One thing that absolutely drives me crazy is the fact that monotheism gets a free ride in most American discourses. If you say something about a god–especially in political speeches, at graduations, and other public ceremonies–it is taken for granted as obvious which one you’re referring to, because apparently there is only one.

This normalization of a bland, universal monotheism is reinforced by the popular claim that Jews, Christians, and Muslims all worship the same god. However, even if one supposed that gods existed, there is no good evidence that worshipers in all three traditions worship the same one. And, in fact, there have been many people throughout the ages who’ve suggested that they don’t worship the same god–“we worship God, they worship idols!” Or, even more dramatically, “we worship God, they worship demons!” But despite the fact that there’s absolutely no way to adjudicate between these claims and the claim that “we all worship the same god,” the latter is hegemonic these days.

It is understandable why: if Jews, Christians, and Muslims worship the same god, then there’s an opening for religious tolerance. People take this position because these days it’s the one they want to be true. Given the sort of cooperation required to keep capitalism going in a diverse society, the denunciation of the everyone outside one’s own tradition isn’t exactly good for business. (I could say something here about how the demand for “civility” tends to reproduce existing social hierarchies, but I’ll save that for another day.)

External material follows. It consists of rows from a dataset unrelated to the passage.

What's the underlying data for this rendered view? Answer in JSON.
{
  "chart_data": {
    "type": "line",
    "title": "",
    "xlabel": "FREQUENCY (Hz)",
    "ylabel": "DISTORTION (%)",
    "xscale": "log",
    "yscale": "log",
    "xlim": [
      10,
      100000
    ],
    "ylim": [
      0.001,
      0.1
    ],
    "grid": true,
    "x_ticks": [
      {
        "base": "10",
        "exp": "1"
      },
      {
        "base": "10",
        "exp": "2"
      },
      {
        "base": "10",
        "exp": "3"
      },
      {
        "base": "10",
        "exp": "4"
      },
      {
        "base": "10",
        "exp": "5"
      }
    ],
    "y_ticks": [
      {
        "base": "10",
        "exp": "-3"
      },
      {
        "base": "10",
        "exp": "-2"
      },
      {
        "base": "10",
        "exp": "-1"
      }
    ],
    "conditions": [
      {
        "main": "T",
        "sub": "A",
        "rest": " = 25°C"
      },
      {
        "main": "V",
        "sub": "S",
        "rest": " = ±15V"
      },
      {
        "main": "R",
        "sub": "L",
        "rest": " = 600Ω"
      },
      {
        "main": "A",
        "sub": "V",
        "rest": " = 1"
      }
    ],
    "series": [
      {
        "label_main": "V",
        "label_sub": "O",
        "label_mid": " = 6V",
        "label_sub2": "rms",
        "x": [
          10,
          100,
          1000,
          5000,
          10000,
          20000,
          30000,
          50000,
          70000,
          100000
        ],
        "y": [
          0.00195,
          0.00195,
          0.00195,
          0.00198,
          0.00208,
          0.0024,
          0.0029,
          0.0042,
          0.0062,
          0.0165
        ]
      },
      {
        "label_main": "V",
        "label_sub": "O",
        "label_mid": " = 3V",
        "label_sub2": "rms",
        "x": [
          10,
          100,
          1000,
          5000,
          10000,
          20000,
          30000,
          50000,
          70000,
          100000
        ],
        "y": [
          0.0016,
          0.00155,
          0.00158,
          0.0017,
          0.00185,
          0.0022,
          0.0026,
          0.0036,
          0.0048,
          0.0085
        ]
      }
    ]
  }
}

In addition, this “we all worship the same god” gets expanded beyond the “big three” and used to build a sort of rhetorical coalition of all “religions.” There’s nothing natural to the opposition between atheism on the one side and Judaism, Christianity, Islam, Hinduism, Buddhism, New Age, etc. on the other, but this is what happens.

Again, it is in part understandable why this happens: it lends the “fifty million Frenchmen can’t be wrong” type of credibility to theism. If they all believe the same god, then he/she/it must exist.

However, it turns out that not everyone who identifies as a part of one of these “religions” believes the same thing, and, in addition, there are atheist Christians, atheist Jews, atheists Buddhists, and so on. This “atheists v. everyone else” opposition is rhetorically persuasive but logically crap.

It might make more sense, practically speaking, to oppose those with progressive social views to those who have conservative social views. As a progressive atheist I would rather stand next to liberation theologians than be grouped with followers of Ayn Rand.

In order to denaturalize this taken-for-granted universal monotheism, I use a simple rhetorical technique: when someone says something about “God,” I try to ask, “which one?”

This quick question denaturalizes the idea that there is only one god (something that is hotly contested) and that all who believe in gods worship the same one (something that is also hotly contested), and it undermines the assumption that all “religions” should by nature be grouped together as allies against the ominous threat of atheism.

So, the next time you hear a chaplain give a watered down prayer to “the mysterious divine,” lean over to your neighbor and say, “Which one? There are lots!”

Although I wouldn’t do it at funerals.